HIGH LINE New York EINST OASE, JETZT THEMENPARK
„Die Bepflanzung der High Line ist inspiriert durch die Pflanzen, die sich während der 25 Jahre, in denen das erhöhte Schienensystem nicht mehr benutzt wurde, nachdem die Züge aufhörten zu fahren. Die 210 verschieden Arten von mehrjährigen Pflanzen, Gräsern, Büschen und Bäumen auf Sektion 1 wurden wegen ihrer Widerstandsfähigkeit, Nachhaltigkeit und ihrer texturellen und farbigen Varietät ausgewählt, mit einem Schwerpunkt auf einheimischen Arten. Viele der Arten, die ursprünglich auf dem Schienenbett der High Line wuchsen, sind in die Parklanschaft [= Bepflanzung] integriert. Die Bepflanzung legt auch einen Schwerpunkt auf unterschiedliche Blütezeiten, wobei die Pflanzen von Sektion 1 von spätem Januar bis Mitte November blühen…“ So zu lesen auf www.thehighline.org
Die Idee, die High Line als öffentlichen Park zu gestalten ist grundsätzlich ausserst begrüssenswert. Doch als ich zum ersten Mal nach ihrer Eröffnung die High Line für diesen Bericht besuchte, kam es mir schon sehr bedenklich vor, als erstes ein paar schlecht gelaunte Gärtner die Pflanzen eines extrem manikürten, zurechtgestylten, pflegebedürftigen und nach Vorstadgarten aussehenden Parks wässern sehen zu müssen. Es sah aus, als ob das High Line Design Team beschlossen hätte „ein bisschen zu gärtnern“. Rechnet man noch das Geltungsbedürfniss einiger hochrangiger New Yorker Parkverwaltungsbeamten hinzu, dann hat man die Zutaten für diesen weiteren blitzeblanken und sterilen Park.

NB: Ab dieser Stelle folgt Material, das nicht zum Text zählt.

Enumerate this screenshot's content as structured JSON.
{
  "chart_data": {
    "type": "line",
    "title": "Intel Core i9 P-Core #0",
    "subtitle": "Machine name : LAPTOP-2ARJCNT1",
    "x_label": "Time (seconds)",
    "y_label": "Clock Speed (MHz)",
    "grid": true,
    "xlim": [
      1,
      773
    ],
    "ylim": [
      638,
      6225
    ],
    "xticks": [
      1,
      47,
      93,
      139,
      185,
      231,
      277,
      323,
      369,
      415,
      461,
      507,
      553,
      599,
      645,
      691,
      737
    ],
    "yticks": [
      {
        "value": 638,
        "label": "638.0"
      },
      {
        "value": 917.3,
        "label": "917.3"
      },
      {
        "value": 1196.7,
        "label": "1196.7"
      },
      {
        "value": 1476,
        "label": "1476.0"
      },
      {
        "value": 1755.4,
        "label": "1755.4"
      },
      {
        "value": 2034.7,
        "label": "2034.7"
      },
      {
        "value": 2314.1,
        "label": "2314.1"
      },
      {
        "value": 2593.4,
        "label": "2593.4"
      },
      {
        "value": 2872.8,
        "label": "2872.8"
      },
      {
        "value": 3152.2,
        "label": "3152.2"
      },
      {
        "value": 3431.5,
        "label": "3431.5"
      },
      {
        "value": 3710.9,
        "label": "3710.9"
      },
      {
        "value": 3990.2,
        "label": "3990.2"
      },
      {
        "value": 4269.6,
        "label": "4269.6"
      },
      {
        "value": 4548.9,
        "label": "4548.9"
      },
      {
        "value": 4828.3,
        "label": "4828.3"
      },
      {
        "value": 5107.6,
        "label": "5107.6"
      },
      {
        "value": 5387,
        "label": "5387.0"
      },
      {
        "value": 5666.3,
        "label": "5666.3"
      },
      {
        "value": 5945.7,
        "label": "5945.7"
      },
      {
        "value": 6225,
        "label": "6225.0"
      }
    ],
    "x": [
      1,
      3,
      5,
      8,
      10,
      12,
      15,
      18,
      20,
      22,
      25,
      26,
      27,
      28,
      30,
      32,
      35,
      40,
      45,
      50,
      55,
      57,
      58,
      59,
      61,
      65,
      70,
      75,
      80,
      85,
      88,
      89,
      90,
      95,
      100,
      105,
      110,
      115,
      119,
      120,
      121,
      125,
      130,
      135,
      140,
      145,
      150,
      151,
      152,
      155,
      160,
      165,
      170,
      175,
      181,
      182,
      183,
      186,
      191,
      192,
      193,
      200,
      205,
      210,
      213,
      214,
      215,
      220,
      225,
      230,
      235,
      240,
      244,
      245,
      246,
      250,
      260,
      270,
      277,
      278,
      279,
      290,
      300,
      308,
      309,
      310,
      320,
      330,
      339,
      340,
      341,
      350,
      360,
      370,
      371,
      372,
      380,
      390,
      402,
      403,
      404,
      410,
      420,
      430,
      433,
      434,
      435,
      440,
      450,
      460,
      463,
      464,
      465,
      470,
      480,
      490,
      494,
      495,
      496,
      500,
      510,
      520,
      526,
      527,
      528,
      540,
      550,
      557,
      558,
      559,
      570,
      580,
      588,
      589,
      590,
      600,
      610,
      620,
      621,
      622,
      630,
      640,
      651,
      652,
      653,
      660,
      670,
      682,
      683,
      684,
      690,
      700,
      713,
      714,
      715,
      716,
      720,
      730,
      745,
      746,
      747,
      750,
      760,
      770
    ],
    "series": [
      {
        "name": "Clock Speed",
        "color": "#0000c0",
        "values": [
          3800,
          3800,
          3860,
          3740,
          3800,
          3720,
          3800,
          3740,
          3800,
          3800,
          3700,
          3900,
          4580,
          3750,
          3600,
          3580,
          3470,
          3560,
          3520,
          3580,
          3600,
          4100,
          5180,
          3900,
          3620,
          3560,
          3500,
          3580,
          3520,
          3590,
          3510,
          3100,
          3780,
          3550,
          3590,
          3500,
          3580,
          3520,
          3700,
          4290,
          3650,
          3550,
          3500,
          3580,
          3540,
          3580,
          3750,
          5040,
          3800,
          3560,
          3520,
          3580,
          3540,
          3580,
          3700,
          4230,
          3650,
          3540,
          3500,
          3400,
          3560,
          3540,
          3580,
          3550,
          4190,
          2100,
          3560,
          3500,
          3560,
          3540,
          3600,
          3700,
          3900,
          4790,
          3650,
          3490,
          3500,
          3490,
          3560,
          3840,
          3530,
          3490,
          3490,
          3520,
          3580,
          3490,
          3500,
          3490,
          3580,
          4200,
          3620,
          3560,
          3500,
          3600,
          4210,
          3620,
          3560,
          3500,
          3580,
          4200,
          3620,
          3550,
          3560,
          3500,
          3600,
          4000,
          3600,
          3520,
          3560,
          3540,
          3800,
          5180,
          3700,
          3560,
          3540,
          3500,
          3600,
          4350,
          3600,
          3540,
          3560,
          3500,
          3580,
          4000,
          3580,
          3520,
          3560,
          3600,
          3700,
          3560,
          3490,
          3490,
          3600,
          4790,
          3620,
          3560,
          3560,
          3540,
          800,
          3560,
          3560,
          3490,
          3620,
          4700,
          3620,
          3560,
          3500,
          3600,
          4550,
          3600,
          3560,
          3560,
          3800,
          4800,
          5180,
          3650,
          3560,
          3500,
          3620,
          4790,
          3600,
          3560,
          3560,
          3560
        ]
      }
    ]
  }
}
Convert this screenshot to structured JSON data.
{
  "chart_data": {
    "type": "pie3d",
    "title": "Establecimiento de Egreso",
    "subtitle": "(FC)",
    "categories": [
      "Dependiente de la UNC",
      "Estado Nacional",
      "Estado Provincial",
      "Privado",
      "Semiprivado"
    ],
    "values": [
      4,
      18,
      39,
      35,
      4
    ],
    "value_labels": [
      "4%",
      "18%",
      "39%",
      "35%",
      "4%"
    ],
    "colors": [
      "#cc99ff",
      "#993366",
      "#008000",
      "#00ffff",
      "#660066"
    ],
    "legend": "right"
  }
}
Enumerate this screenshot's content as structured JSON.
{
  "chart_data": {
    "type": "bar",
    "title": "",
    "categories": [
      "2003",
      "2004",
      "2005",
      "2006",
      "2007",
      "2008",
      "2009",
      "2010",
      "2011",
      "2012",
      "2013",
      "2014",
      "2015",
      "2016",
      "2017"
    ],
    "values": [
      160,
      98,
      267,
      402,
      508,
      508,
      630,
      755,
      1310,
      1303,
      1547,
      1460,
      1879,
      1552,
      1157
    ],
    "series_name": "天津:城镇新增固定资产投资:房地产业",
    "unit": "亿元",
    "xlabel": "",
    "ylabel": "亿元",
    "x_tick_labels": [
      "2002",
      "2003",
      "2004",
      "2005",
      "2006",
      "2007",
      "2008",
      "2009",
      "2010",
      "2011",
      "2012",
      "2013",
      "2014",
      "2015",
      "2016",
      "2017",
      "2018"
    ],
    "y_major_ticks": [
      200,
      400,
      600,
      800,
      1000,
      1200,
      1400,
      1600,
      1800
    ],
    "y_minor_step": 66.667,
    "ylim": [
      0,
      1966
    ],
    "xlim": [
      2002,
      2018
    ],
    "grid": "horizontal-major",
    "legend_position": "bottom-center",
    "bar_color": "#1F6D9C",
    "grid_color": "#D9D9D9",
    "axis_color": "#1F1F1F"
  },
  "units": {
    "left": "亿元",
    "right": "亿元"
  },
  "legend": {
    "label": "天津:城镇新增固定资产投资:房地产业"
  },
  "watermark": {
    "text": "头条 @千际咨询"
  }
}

Bitte nicht falsch verstehen: die High Line ist teuerste Immobilien-Lage, und die Stadt New York dazu zu bringen, diese Fläche der Öffentlichkeit zu widmen ansstatt sie zu verkaufen ist an und für sich schon eine beachtenswerte Leistung.
Aber auch hier, wie oft, hätte weniger mehr sein können: anstatt wenigestens einen Teil der bestehenden, in 25 Jahren der Unberührtheit entstandenen Symbiose von Flora und Fauna zu erhalten, wurde mit einem enormen Budget und grosser Geste einfach Tabula rasa gemacht. ABSOLUT NICHTS blieb übrig vom vorherigen Charme, alles wurde für den distinguierten Stadtgeniesser mundgerecht zubereitet. Die Macher geben vor allem Sicherheitsgründe an, aber auch da kann, oder besser muss man kreative, die bestehende Flora und Fauna resperktierende Lösungen finden, als Beispiel seien hier die ‚Dschungellehrfade“ in den Baumwipfeln im Regenwald von Costa Rica genannt.
Wir müssen lernen, Bestehendes manchmal einfach zu belassen wie es ist. Wenn eine als Park designierte Fläche – sei es nun eine High Line oder ein unbebautes Grundstück – schon eine organisch gewachsene Flora und Fauna hat, dann müssen Architekten, Landschaftsgestalter und Designer auch in der Lage sein, mit diesem Gewachsenen zu arbeiten. Auch sollten sie sich verpflichtet fühlen, die lokale Flora und Fauna zu kennen und zu fördern, und nicht zu zerstören. Es muss endlich gelernt werden, dass sich ein guter Gestalter auch zurücknehmen darf.